Allan, that is not correct. Those bonds generate interest at a rate far below what the banks must now pay for their deposits, or lose them to money market and other short term options available. That creates the cash flow problem. The capital value of the bonds merely reflects that reality.
In essence a secret bailout. Public bailouts led to accelerated runs.
What could go wrong? When failures occur the losses are greater than otherwise would have been. Good money sent after bad. Whole system put at risk. Or more money printed to bail out the wealthy as a stealth tax on the poor and middle classes.
It’s a roll of the dice. If the bankrupt banks can recover before they fail, it works out.
It is equivalent to you going to the bank and asking for an increase in your mortgage of $100,000. The bank responds that your mortgage is already under water, you owe us $500,000 and your house’s market price went down from $600,000 to $400,000. Well, if Mr. Bankster, lend me $100,000 now and everything will work out (real estate will go up, I’ll make my mortgage payments) or I default now and you’ll be looking at losing $100,000 when you foreclose.
The Fed as the Bankster to the Banksters response is, okay, makes sense here is a $100,000 increase on your mortgage.
Some banks are now requesting details of financial transactions before they’ll release the money
Here’s an interesting example. Great reply to the bank.
https://twitter.com/ViktoriaMullova/status/1666812287091605506
Nothing to see. Anyone remember when Harper passed legislation allowing banks to replace your cash with bank shares? To me , the question is no longer what is going to happen, it is when and what shall they let you keep to survive. We have been told you will own nothing ( and be happy?) , but we really don’t comprehend nor believe it.
concerned
That “own nothing” just got closer to reality, butt many will not understand that!
You will be happy… or else!
Off to the gulag, concerned. Can’t have any unhappy campers around harshing the mellow, can we?
Eventually these loans will start showing up on balance sheets, making those banks appear to be in even worse shape than they were before, which might allow Treasury to conspire with JP Morgan Chase to screw over stockholders of the troubled banks…
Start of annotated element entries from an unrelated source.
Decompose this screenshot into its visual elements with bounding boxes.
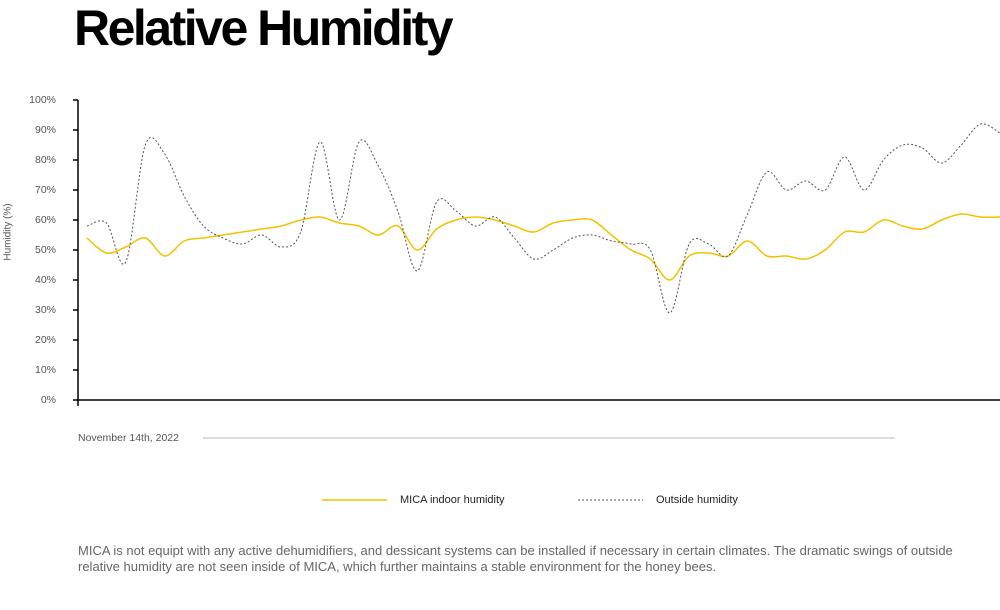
series-line [86,123,1000,314]
series-line [86,213,1000,281]
y-tick-label: 30% [35,304,56,316]
y-tick-label: 90% [35,124,56,136]
legend-label: Outside humidity [656,494,738,506]
y-axis-label: Humidity (%) [3,203,14,260]
y-tick-label: 70% [35,184,56,196]
y-tick-label: 40% [35,274,56,286]
legend-label: MICA indoor humidity [400,494,505,506]
y-tick-label: 20% [35,334,56,346]
y-tick-label: 0% [41,394,56,406]
date-label: November 14th, 2022 [78,432,179,444]
chart-title: Relative Humidity [74,0,454,56]
y-tick-label: 60% [35,214,56,226]
y-tick-label: 10% [35,364,56,376]
y-tick-label: 80% [35,154,56,166]
y-tick-label: 50% [35,244,56,256]
caption: MICA is not equipt with any active dehum… [78,543,953,574]
chart: Relative Humidity Humidity (%) November … [3,0,1000,506]
y-tick-label: 100% [29,94,56,106]
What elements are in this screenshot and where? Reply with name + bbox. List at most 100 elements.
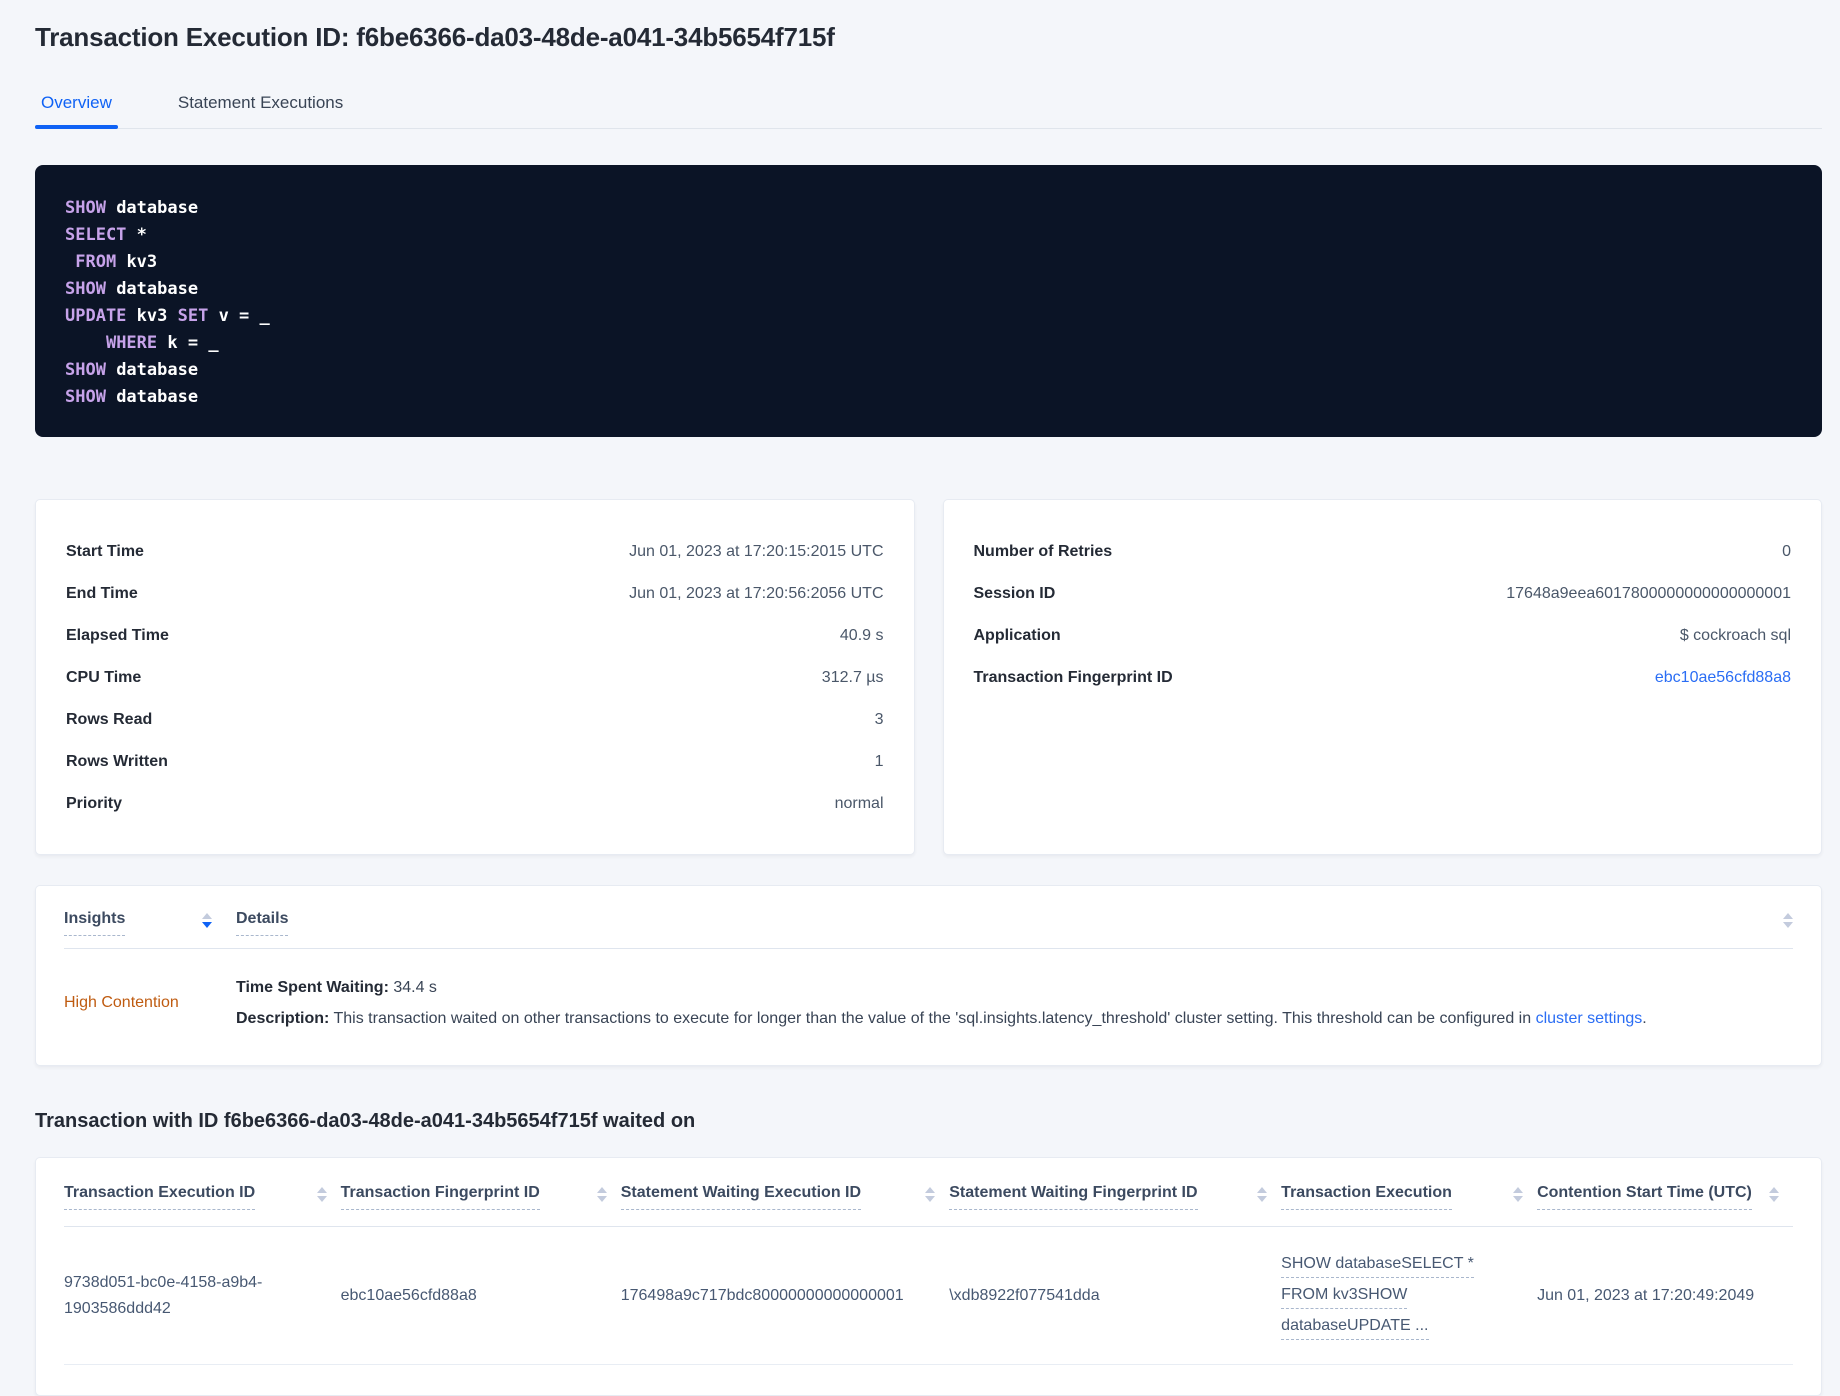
sort-down-caret (202, 922, 212, 928)
cell-contention-start-time: Jun 01, 2023 at 17:20:49:2049 (1537, 1226, 1793, 1365)
sort-down-caret (1513, 1196, 1524, 1202)
sort-down-caret (596, 1196, 607, 1202)
kv-label: Elapsed Time (66, 627, 169, 644)
kv-row-transaction-fingerprint-id: Transaction Fingerprint ID ebc10ae56cfd8… (974, 666, 1792, 689)
kv-label: Application (973, 627, 1061, 644)
transaction-execution-preview-line[interactable]: FROM kv3SHOW (1281, 1282, 1408, 1309)
description-text: This transaction waited on other transac… (329, 1010, 1536, 1027)
column-label[interactable]: Transaction Fingerprint ID (340, 1184, 540, 1210)
kv-value: 312.7 µs (821, 669, 884, 686)
time-spent-waiting-label: Time Spent Waiting: (236, 979, 389, 996)
insights-card: Insights Details High Contention Time Sp… (35, 885, 1822, 1066)
insight-row: High Contention Time Spent Waiting: 34.4… (64, 949, 1793, 1065)
sort-up-caret (925, 1187, 936, 1193)
kv-row-rows-read: Rows Read 3 (66, 708, 884, 731)
tab-overview[interactable]: Overview (35, 83, 118, 129)
waited-on-table-header-row: Transaction Execution ID Transaction Fin… (64, 1158, 1793, 1227)
sort-up-caret (1513, 1187, 1524, 1193)
waited-on-table: Transaction Execution ID Transaction Fin… (64, 1158, 1793, 1365)
session-summary-card: Number of Retries 0 Session ID 17648a9ee… (942, 499, 1822, 855)
column-header-statement-waiting-fingerprint-id[interactable]: Statement Waiting Fingerprint ID (949, 1158, 1282, 1227)
kv-value: Jun 01, 2023 at 17:20:56:2056 UTC (629, 585, 884, 602)
column-header-contention-start-time[interactable]: Contention Start Time (UTC) (1537, 1158, 1793, 1227)
sort-icon[interactable] (596, 1187, 607, 1202)
transaction-execution-preview-line[interactable]: SHOW databaseSELECT * (1281, 1251, 1474, 1278)
sort-down-caret (1769, 1196, 1779, 1202)
sort-up-caret (316, 1187, 327, 1193)
kv-value: Jun 01, 2023 at 17:20:15:2015 UTC (629, 543, 884, 560)
sort-down-caret (316, 1196, 327, 1202)
description-suffix: . (1642, 1010, 1647, 1027)
kv-row-retries: Number of Retries 0 (974, 540, 1792, 563)
waited-on-heading: Transaction with ID f6be6366-da03-48de-a… (35, 1110, 696, 1132)
tab-statement-executions[interactable]: Statement Executions (177, 93, 344, 112)
column-label[interactable]: Statement Waiting Fingerprint ID (949, 1184, 1198, 1210)
kv-row-priority: Priority normal (66, 792, 884, 815)
tab-bar: Overview Statement Executions (35, 83, 1822, 129)
cell-statement-waiting-execution-id: 176498a9c717bdc80000000000000001 (620, 1226, 950, 1365)
page-title: Transaction Execution ID: f6be6366-da03-… (35, 22, 835, 52)
summary-cards-row: Start Time Jun 01, 2023 at 17:20:15:2015… (35, 499, 1822, 855)
kv-value: $ cockroach sql (1679, 627, 1791, 644)
column-header-transaction-fingerprint-id[interactable]: Transaction Fingerprint ID (340, 1158, 621, 1227)
sort-icon[interactable] (925, 1187, 936, 1202)
column-header-transaction-execution-id[interactable]: Transaction Execution ID (64, 1158, 341, 1227)
insights-column-label[interactable]: Insights (64, 910, 126, 936)
insight-details: Time Spent Waiting: 34.4 s Description: … (236, 975, 1793, 1031)
kv-value: 40.9 s (839, 627, 884, 644)
kv-label: Session ID (973, 585, 1056, 602)
kv-label: Transaction Fingerprint ID (973, 669, 1173, 686)
column-label[interactable]: Transaction Execution ID (64, 1184, 256, 1210)
kv-label: Priority (66, 795, 123, 812)
column-header-transaction-execution[interactable]: Transaction Execution (1281, 1158, 1538, 1227)
sql-statement-box: SHOW database SELECT * FROM kv3 SHOW datab… (35, 165, 1822, 437)
sort-icon[interactable] (202, 913, 212, 928)
sort-icon[interactable] (316, 1187, 327, 1202)
kv-row-rows-written: Rows Written 1 (66, 750, 884, 773)
details-column-label[interactable]: Details (236, 910, 289, 936)
kv-row-end-time: End Time Jun 01, 2023 at 17:20:56:2056 U… (66, 582, 884, 605)
execution-summary-card: Start Time Jun 01, 2023 at 17:20:15:2015… (35, 499, 915, 855)
insights-table-header: Insights Details (64, 886, 1793, 949)
insight-description: Description: This transaction waited on … (236, 1006, 1793, 1031)
kv-label: Rows Written (66, 753, 168, 770)
kv-row-cpu-time: CPU Time 312.7 µs (66, 666, 884, 689)
cell-transaction-fingerprint-id: ebc10ae56cfd88a8 (340, 1226, 621, 1365)
kv-row-elapsed-time: Elapsed Time 40.9 s (66, 624, 884, 647)
kv-row-application: Application $ cockroach sql (974, 624, 1792, 647)
sort-down-caret (1783, 922, 1793, 928)
kv-label: End Time (66, 585, 138, 602)
cluster-settings-link[interactable]: cluster settings (1535, 1010, 1643, 1027)
sort-up-caret (202, 913, 212, 919)
sort-down-caret (1257, 1196, 1268, 1202)
sort-down-caret (925, 1196, 936, 1202)
sort-icon[interactable] (1783, 913, 1793, 928)
column-label[interactable]: Contention Start Time (UTC) (1537, 1184, 1752, 1210)
cell-transaction-execution-id: 9738d051-bc0e-4158-a9b4-1903586ddd42 (64, 1226, 341, 1365)
kv-value: 0 (1782, 543, 1791, 560)
kv-value: 17648a9eea6017800000000000000001 (1506, 585, 1791, 602)
cell-transaction-execution: SHOW databaseSELECT * FROM kv3SHOW datab… (1281, 1226, 1538, 1365)
kv-value: normal (834, 795, 884, 812)
column-label[interactable]: Statement Waiting Execution ID (620, 1184, 862, 1210)
sort-icon[interactable] (1769, 1187, 1779, 1202)
cell-statement-waiting-fingerprint-id: \xdb8922f077541dda (949, 1226, 1282, 1365)
sort-icon[interactable] (1257, 1187, 1268, 1202)
column-header-statement-waiting-execution-id[interactable]: Statement Waiting Execution ID (620, 1158, 950, 1227)
kv-label: Number of Retries (973, 543, 1113, 560)
kv-label: Start Time (66, 543, 144, 560)
column-label[interactable]: Transaction Execution (1281, 1184, 1452, 1210)
sort-icon[interactable] (1513, 1187, 1524, 1202)
table-row: 9738d051-bc0e-4158-a9b4-1903586ddd42 ebc… (64, 1226, 1793, 1365)
transaction-execution-preview-line[interactable]: databaseUPDATE ... (1281, 1313, 1429, 1340)
insights-column-header: Insights (64, 910, 236, 936)
kv-value: 3 (874, 711, 884, 728)
waited-on-table-card: Transaction Execution ID Transaction Fin… (35, 1157, 1822, 1396)
kv-label: Rows Read (66, 711, 153, 728)
time-spent-waiting-value: 34.4 s (388, 979, 437, 996)
sort-up-caret (1769, 1187, 1779, 1193)
transaction-fingerprint-link[interactable]: ebc10ae56cfd88a8 (1654, 669, 1791, 686)
insight-type-badge: High Contention (64, 994, 179, 1011)
sort-up-caret (1257, 1187, 1268, 1193)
About 5 years ago my wife and I were evaluating our financial situation as we neared retirement and I remember saying to her, “We are in pretty good shape so long as inflation stays under control; taxes do not increase; and the government doesn’t devalue our currency like Zimbabwe.”
Her response was, “That’ll never happen.”
Imagine that,in modern speak,fraud is now “Super Secret Banking”.
Where the profit(Or apparent profit) is privatized.
And the losses are socialized..
With the actual facts being kept from the shareholders..
A perfect situation in Justine,the Petulant’s Can Ahh Duh..
Where we have “Super Secret Orders in Council”,which have the full authority of law..
Justine says “People with ‘unacceptable views’ are terrorists..Its the law!.